Concepedia

Abstract

We present and interpret long‐term measurements of the chemically and radiatively important trace gas nitrous oxide (N 2 O) obtained during the Atmospheric Lifetime Experiment (ALE) and its successor the Global Atmospheric Gases Experiment (GAGE). The ALE/GAGE data for N 2 O comprise over 110,000 individual calibrated real‐time air analyses carried out over a 10‐year (July 1978–June 1988) time period. These measurements indicate that the average concentration in the northern hemisphere is persistently 0.75±0.16 ppbv higher than in the southern hemisphere and that the global average linear trend in N 2 O lies in the range from 0.25 to 0.31% yr −1 , with the latter result contingent on certain assumptions about the long‐term stability of the calibration gases used in the experiment. Interpretation of the data, using inverse theory and a 9‐box (grid) model of the global atmosphere, indicates that the N 2 O surface emissions into the 90°N–30°N, 30°N–0°, 0°–30°S, and 30°S–90°S semihemispheres account for about 22–34, 32–39, 20–29 and 11–15% of the global total emissions, respectively. The measured trends and latitudinal distributions are consistent with the hypothesis that stratospheric photodissociation is the major atmospheric sink for N 2 O, but they do not support the hypothesis that the temporal N 2 O increase is caused solely by increases in anthropogenic N 2 O emissions associated with fossil fuel combustion. Instead, the cause for the N 2 O trend appears to be a combination of a growing tropical source (probably resulting from tropical land disturbance) and a growing northern mid‐latitude source (probably resulting from a combination of fertilizer use and fossil fuel combustion). The exact combination of these sources which best fits the data depends on the assumed tropospheric‐stratospheric exchange rates for N 2 O in the northern hemisphere relative to the southern hemisphere.
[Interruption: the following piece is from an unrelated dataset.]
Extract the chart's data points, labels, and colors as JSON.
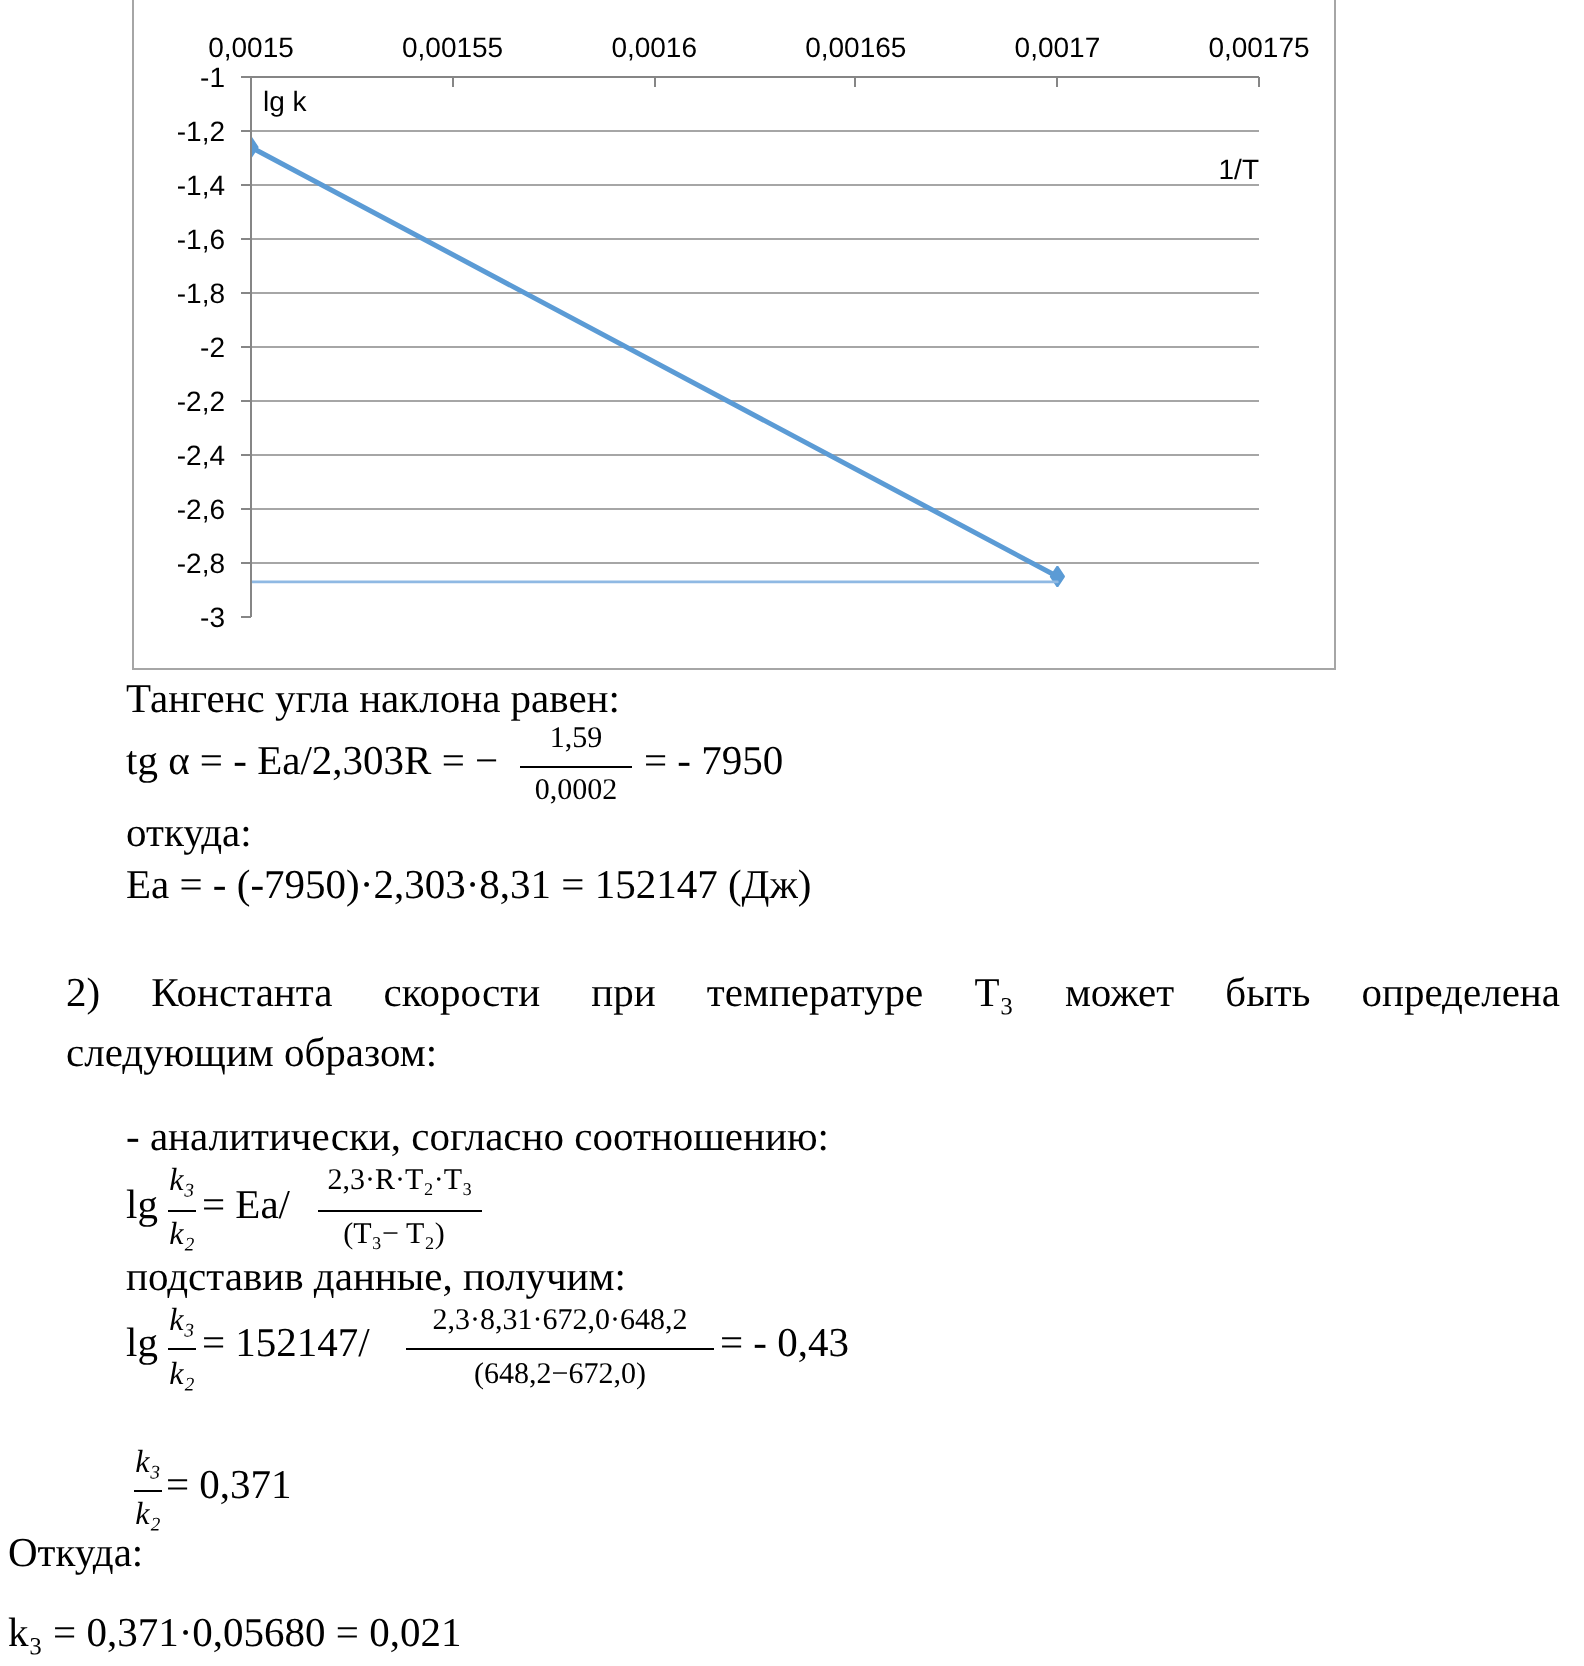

Accepting a theoretically‐calculated N 2 O lifetime of 166±16 years due to stratospheric destruction only, we deduce from the ALE/GAGE data a 10‐year average global N 2 O emission rate of (20.5±2.4) × 10 12 g N 2 O yr −1 , but with significant year‐to‐year variations in emissions associated perhaps with year‐to‐year variations in tropical land disturbance.